El racismo en Colombia y en América Latina no se diluye en la noción de mestizaje

,Se disfraza bajo su manto. Cada vez que se denuncia la opresión estructural contra los afrodescendientes, emerge un coro de voces que se apresuran a responder: “Aquí todos somos mestizos”, como si esa afirmación fuese una absolución histórica, como si la mezcla de sangre anulara las jerarquías que la forjaron. Pero el mestizaje en nuestra región no ha sido un acto espontáneo de convivencia, sino el producto de un proyecto colonial que estableció un sistema de castas, donde la blancura era la cúspide del deseo y la negritud, el abismo de la negación. En este orden racial, la mezcla no fue sinónimo de igualdad, sino una aspiración al blanqueamiento, una estrategia para acercarse a la hegemonía y distanciarse de la negritud, que era (y sigue siendo) percibida como un lastre.

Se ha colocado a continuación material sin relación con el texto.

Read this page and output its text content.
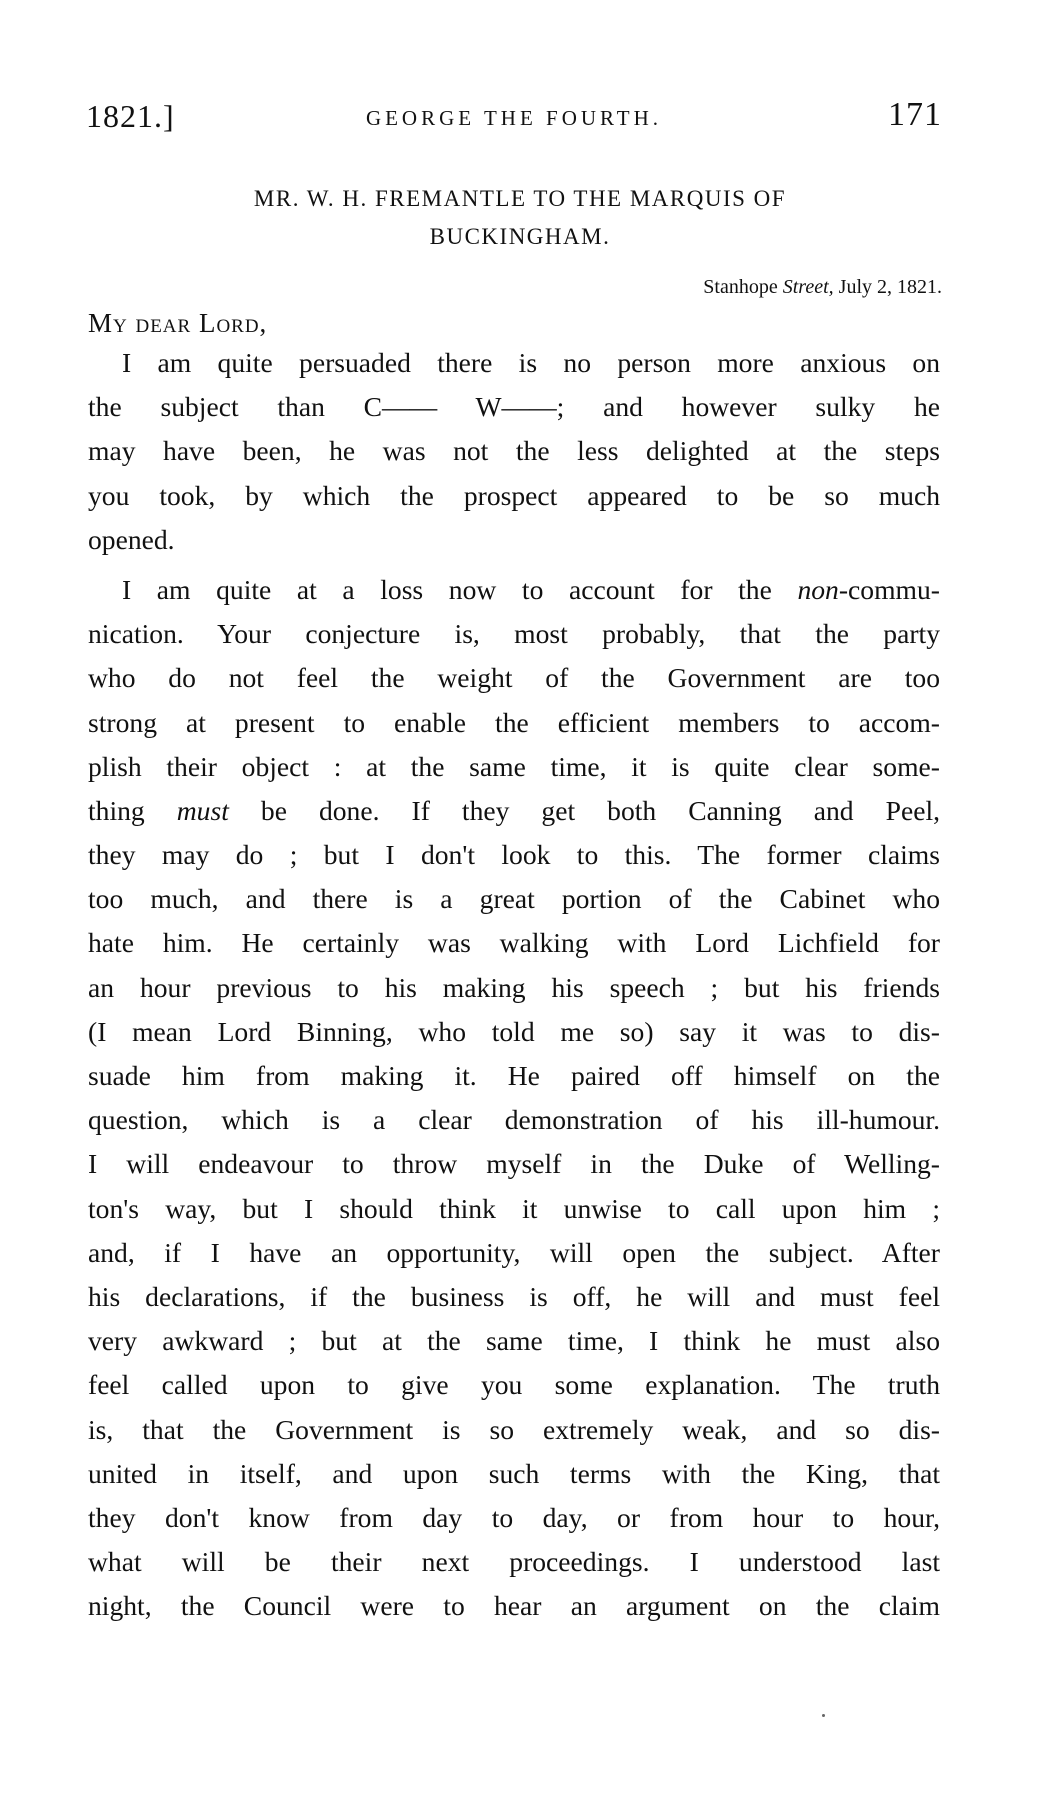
1821.]	GEORGE THE FOURTH.	171
MR. W. H. FREMANTLE TO THE MARQUIS OF
BUCKINGHAM.
Stanhope Street, July 2, 1821.
My dear Lord,
I am quite persuaded there is no person more anxious on
the subject than C—— W——; and however sulky he
may have been, he was not the less delighted at the steps
you took, by which the prospect appeared to be so much
opened.
I am quite at a loss now to account for the non-commu-
nication. Your conjecture is, most probably, that the party
who do not feel the weight of the Government are too
strong at present to enable the efficient members to accom-
plish their object : at the same time, it is quite clear some-
thing must be done. If they get both Canning and Peel,
they may do ; but I don't look to this. The former claims
too much, and there is a great portion of the Cabinet who
hate him. He certainly was walking with Lord Lichfield for
an hour previous to his making his speech ; but his friends
(I mean Lord Binning, who told me so) say it was to dis-
suade him from making it. He paired off himself on the
question, which is a clear demonstration of his ill-humour.
I will endeavour to throw myself in the Duke of Welling-
ton's way, but I should think it unwise to call upon him ;
and, if I have an opportunity, will open the subject. After
his declarations, if the business is off, he will and must feel
very awkward ; but at the same time, I think he must also
feel called upon to give you some explanation. The truth
is, that the Government is so extremely weak, and so dis-
united in itself, and upon such terms with the King, that
they don't know from day to day, or from hour to hour,
what will be their next proceedings. I understood last
night, the Council were to hear an argument on the claim
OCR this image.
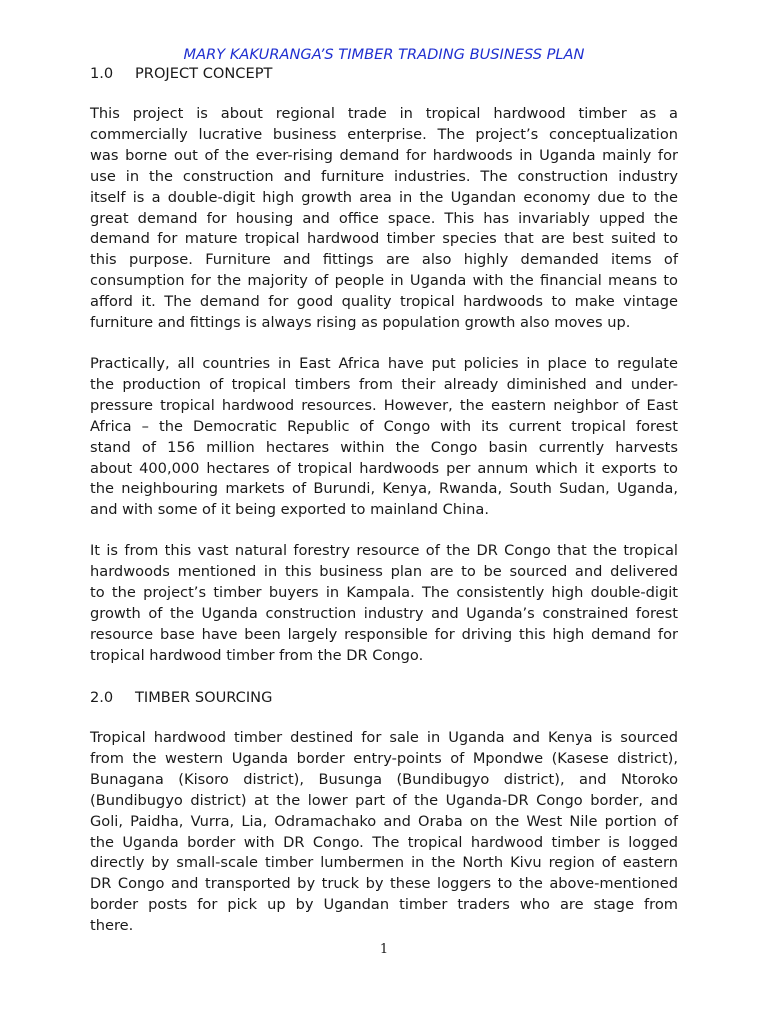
MARY KAKURANGA’S TIMBER TRADING BUSINESS PLAN
1.0 PROJECT CONCEPT
This project is about regional trade in tropical hardwood timber as a
commercially lucrative business enterprise. The project’s conceptualization
was borne out of the ever-rising demand for hardwoods in Uganda mainly for
use in the construction and furniture industries. The construction industry
itself is a double-digit high growth area in the Ugandan economy due to the
great demand for housing and office space. This has invariably upped the
demand for mature tropical hardwood timber species that are best suited to
this purpose. Furniture and fittings are also highly demanded items of
consumption for the majority of people in Uganda with the financial means to
afford it. The demand for good quality tropical hardwoods to make vintage
furniture and fittings is always rising as population growth also moves up.
Practically, all countries in East Africa have put policies in place to regulate
the production of tropical timbers from their already diminished and under-
pressure tropical hardwood resources. However, the eastern neighbor of East
Africa – the Democratic Republic of Congo with its current tropical forest
stand of 156 million hectares within the Congo basin currently harvests
about 400,000 hectares of tropical hardwoods per annum which it exports to
the neighbouring markets of Burundi, Kenya, Rwanda, South Sudan, Uganda,
and with some of it being exported to mainland China.
It is from this vast natural forestry resource of the DR Congo that the tropical
hardwoods mentioned in this business plan are to be sourced and delivered
to the project’s timber buyers in Kampala. The consistently high double-digit
growth of the Uganda construction industry and Uganda’s constrained forest
resource base have been largely responsible for driving this high demand for
tropical hardwood timber from the DR Congo.
2.0 TIMBER SOURCING
Tropical hardwood timber destined for sale in Uganda and Kenya is sourced
from the western Uganda border entry-points of Mpondwe (Kasese district),
Bunagana (Kisoro district), Busunga (Bundibugyo district), and Ntoroko
(Bundibugyo district) at the lower part of the Uganda-DR Congo border, and
Goli, Paidha, Vurra, Lia, Odramachako and Oraba on the West Nile portion of
the Uganda border with DR Congo. The tropical hardwood timber is logged
directly by small-scale timber lumbermen in the North Kivu region of eastern
DR Congo and transported by truck by these loggers to the above-mentioned
border posts for pick up by Ugandan timber traders who are stage from
there.
1
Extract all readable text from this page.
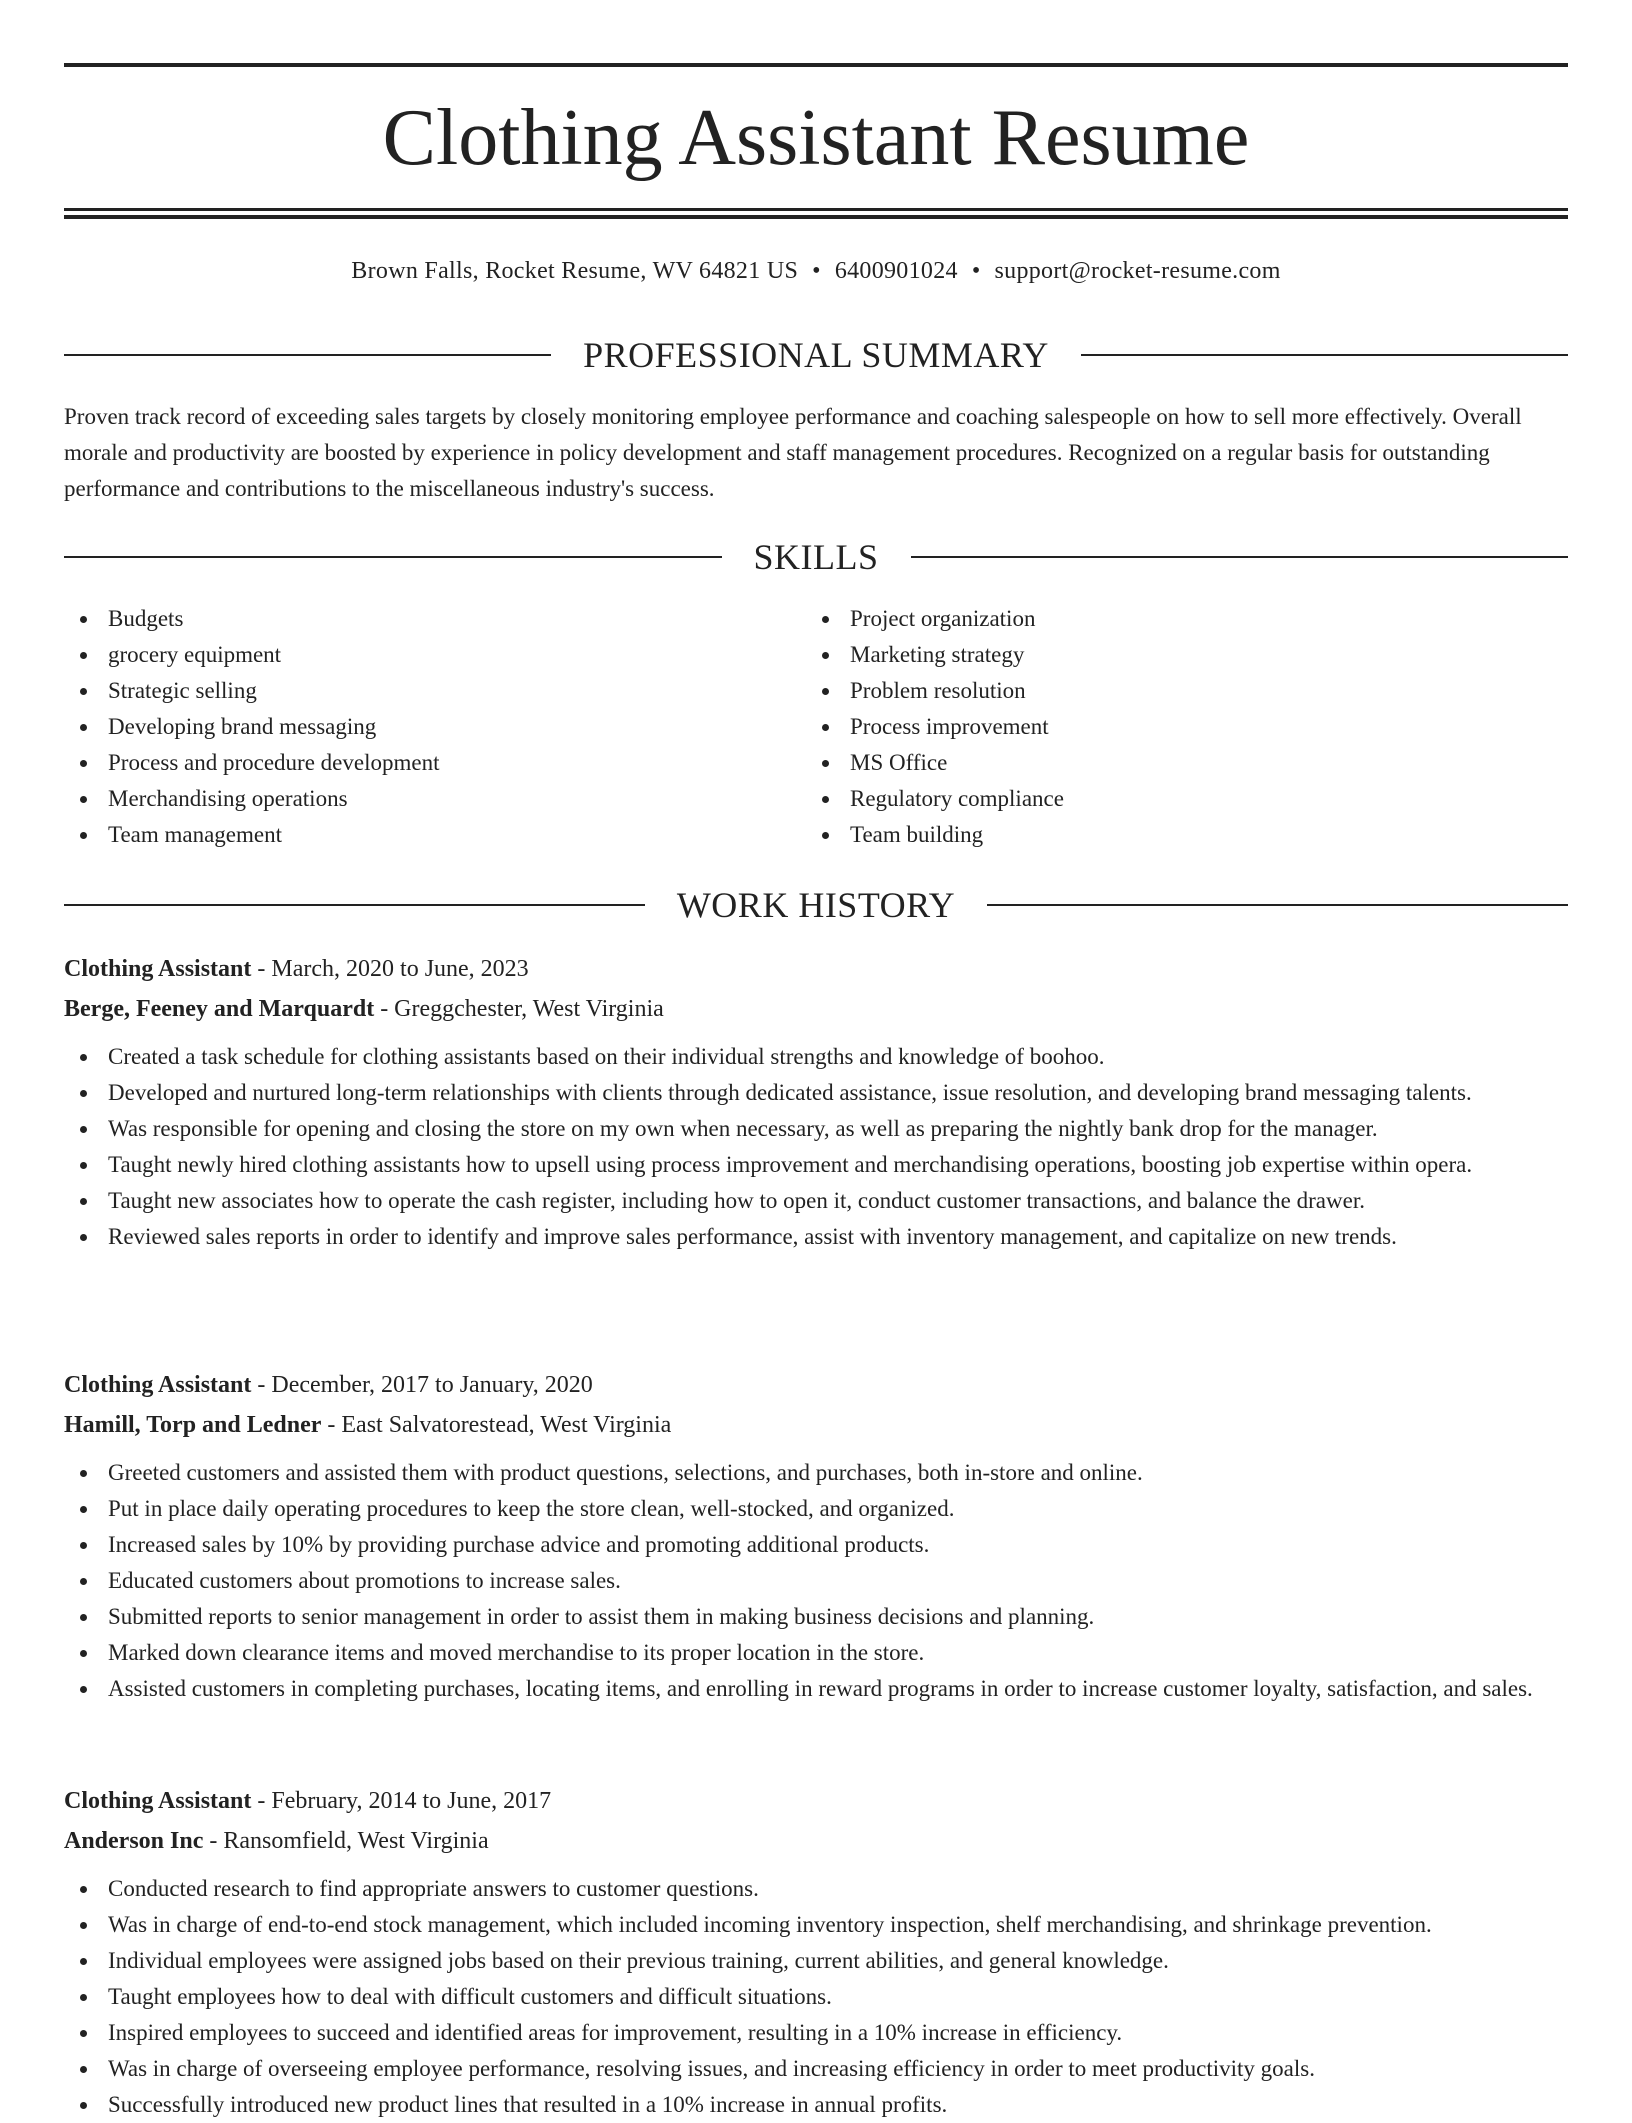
Clothing Assistant Resume
Brown Falls, Rocket Resume, WV 64821 US • 6400901024 • support@rocket-resume.com
PROFESSIONAL SUMMARY

Proven track record of exceeding sales targets by closely monitoring employee performance and coaching salespeople on how to sell more effectively. Overall morale and productivity are boosted by experience in policy development and staff management procedures. Recognized on a regular basis for outstanding performance and contributions to the miscellaneous industry's success.

SKILLS
Budgets
grocery equipment
Strategic selling
Developing brand messaging
Process and procedure development
Merchandising operations
Team management
Project organization
Marketing strategy
Problem resolution
Process improvement
MS Office
Regulatory compliance
Team building
WORK HISTORY
Clothing Assistant - March, 2020 to June, 2023
Berge, Feeney and Marquardt - Greggchester, West Virginia
Created a task schedule for clothing assistants based on their individual strengths and knowledge of boohoo.
Developed and nurtured long-term relationships with clients through dedicated assistance, issue resolution, and developing brand messaging talents.
Was responsible for opening and closing the store on my own when necessary, as well as preparing the nightly bank drop for the manager.
Taught newly hired clothing assistants how to upsell using process improvement and merchandising operations, boosting job expertise within opera.
Taught new associates how to operate the cash register, including how to open it, conduct customer transactions, and balance the drawer.
Reviewed sales reports in order to identify and improve sales performance, assist with inventory management, and capitalize on new trends.
Clothing Assistant - December, 2017 to January, 2020
Hamill, Torp and Ledner - East Salvatorestead, West Virginia
Greeted customers and assisted them with product questions, selections, and purchases, both in-store and online.
Put in place daily operating procedures to keep the store clean, well-stocked, and organized.
Increased sales by 10% by providing purchase advice and promoting additional products.
Educated customers about promotions to increase sales.
Submitted reports to senior management in order to assist them in making business decisions and planning.
Marked down clearance items and moved merchandise to its proper location in the store.
Assisted customers in completing purchases, locating items, and enrolling in reward programs in order to increase customer loyalty, satisfaction, and sales.
Clothing Assistant - February, 2014 to June, 2017
Anderson Inc - Ransomfield, West Virginia
Conducted research to find appropriate answers to customer questions.
Was in charge of end-to-end stock management, which included incoming inventory inspection, shelf merchandising, and shrinkage prevention.
Individual employees were assigned jobs based on their previous training, current abilities, and general knowledge.
Taught employees how to deal with difficult customers and difficult situations.
Inspired employees to succeed and identified areas for improvement, resulting in a 10% increase in efficiency.
Was in charge of overseeing employee performance, resolving issues, and increasing efficiency in order to meet productivity goals.
Successfully introduced new product lines that resulted in a 10% increase in annual profits.
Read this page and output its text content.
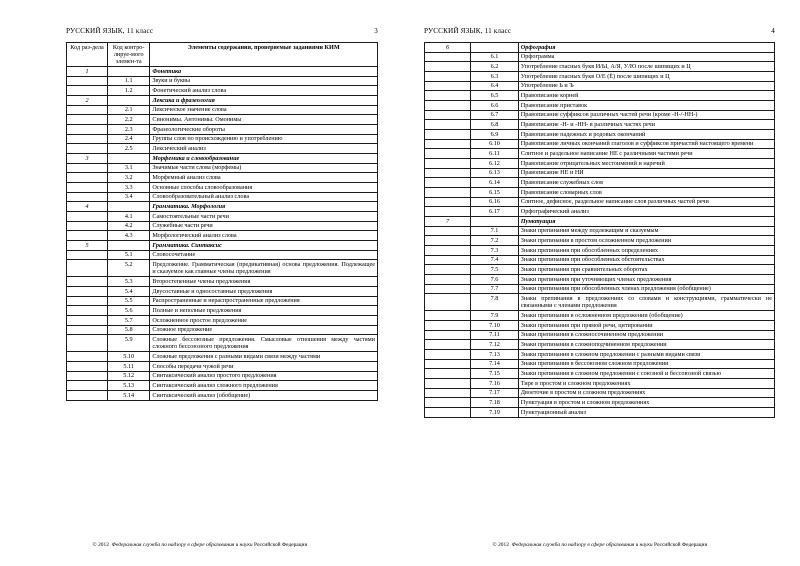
РУССКИЙ ЯЗЫК, 11 класс	3
Код раз-дела	Код контро-лируе-мого элемен-та	Элементы содержания, проверяемые заданиями КИМ
1		Фонетика
	1.1	Звуки и буквы
	1.2	Фонетический анализ слова
2		Лексика и фразеология
	2.1	Лексическое значение слова
	2.2	Синонимы. Антонимы. Омонимы
	2.3	Фразеологические обороты
	2.4	Группы слов по происхождению и употреблению
	2.5	Лексический анализ
3		Морфемика и словообразование
	3.1	Значимые части слова (морфемы)
	3.2	Морфемный анализ слова
	3.3	Основные способы словообразования
	3.4	Словообразовательный анализ слова
4		Грамматика. Морфология
	4.1	Самостоятельные части речи
	4.2	Служебные части речи
	4.3	Морфологический анализ слова
5		Грамматика. Синтаксис
	5.1	Словосочетание
	5.2	Предложение. Грамматическая (предикативная) основа предложения. Подлежащее и сказуемое как главные члены предложения
	5.3	Второстепенные члены предложения
	5.4	Двусоставные и односоставные предложения
	5.5	Распространенные и нераспространенные предложения
	5.6	Полные и неполные предложения
	5.7	Осложненное простое предложение
	5.8	Сложное предложение
	5.9	Сложные бессоюзные предложения. Смысловые отношения между частями сложного бессоюзного предложения
	5.10	Сложные предложения с разными видами связи между частями
	5.11	Способы передачи чужой речи
	5.12	Синтаксический анализ простого предложения
	5.13	Синтаксический анализ сложного предложения
	5.14	Синтаксический анализ (обобщение)
© 2012 Федеральная служба по надзору в сфере образования и науки Российской Федерации
РУССКИЙ ЯЗЫК, 11 класс	4
6		Орфография
	6.1	Орфограмма
	6.2	Употребление гласных букв И/Ы, А/Я, У/Ю после шипящих и Ц
	6.3	Употребление гласных букв О/Е (Ё) после шипящих и Ц
	6.4	Употребление Ь и Ъ
	6.5	Правописание корней
	6.6	Правописание приставок
	6.7	Правописание суффиксов различных частей речи (кроме -Н-/-НН-)
	6.8	Правописание -Н- и -НН- в различных частях речи
	6.9	Правописание падежных и родовых окончаний
	6.10	Правописание личных окончаний глаголов и суффиксов причастий настоящего времени
	6.11	Слитное и раздельное написание НЕ с различными частями речи
	6.12	Правописание отрицательных местоимений и наречий
	6.13	Правописание НЕ и НИ
	6.14	Правописание служебных слов
	6.15	Правописание словарных слов
	6.16	Слитное, дефисное, раздельное написание слов различных частей речи
	6.17	Орфографический анализ
7		Пунктуация
	7.1	Знаки препинания между подлежащим и сказуемым
	7.2	Знаки препинания в простом осложненном предложении
	7.3	Знаки препинания при обособленных определениях
	7.4	Знаки препинания при обособленных обстоятельствах
	7.5	Знаки препинания при сравнительных оборотах
	7.6	Знаки препинания при уточняющих членах предложения
	7.7	Знаки препинания при обособленных членах предложения (обобщение)
	7.8	Знаки препинания в предложениях со словами и конструкциями, грамматически не связанными с членами предложения
	7.9	Знаки препинания в осложненном предложении (обобщение)
	7.10	Знаки препинания при прямой речи, цитировании
	7.11	Знаки препинания в сложносочиненном предложении
	7.12	Знаки препинания в сложноподчиненном предложении
	7.13	Знаки препинания в сложном предложении с разными видами связи
	7.14	Знаки препинания в бессоюзном сложном предложении
	7.15	Знаки препинания в сложном предложении с союзной и бессоюзной связью
	7.16	Тире в простом и сложном предложениях
	7.17	Двоеточие в простом и сложном предложениях
	7.18	Пунктуация в простом и сложном предложениях
	7.19	Пунктуационный анализ
© 2012 Федеральная служба по надзору в сфере образования и науки Российской Федерации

Negar el racismo estructural con el argumento del mestizaje no es más que una forma de perpetuarlo. Es la coartada de quienes se resisten a reconocer que, en esta escala jerárquica impuesta por el colonialismo, la blanquitud no solo es deseable, sino que otorga privilegios tangibles, mientras que la negritud sigue siendo castigada. Decir que todos somos mestizos no borra el hecho de que ser más blanco abre puertas, y ser más negro las cierra. No basta con proclamar la mezcla; hay que preguntarse qué valores y narrativas sustentan esa supuesta identidad común. Porque si el mestizaje fue la respuesta, ¿cuál era la pregunta? ¿La igualdad o la domesticación de los cuerpos racializados?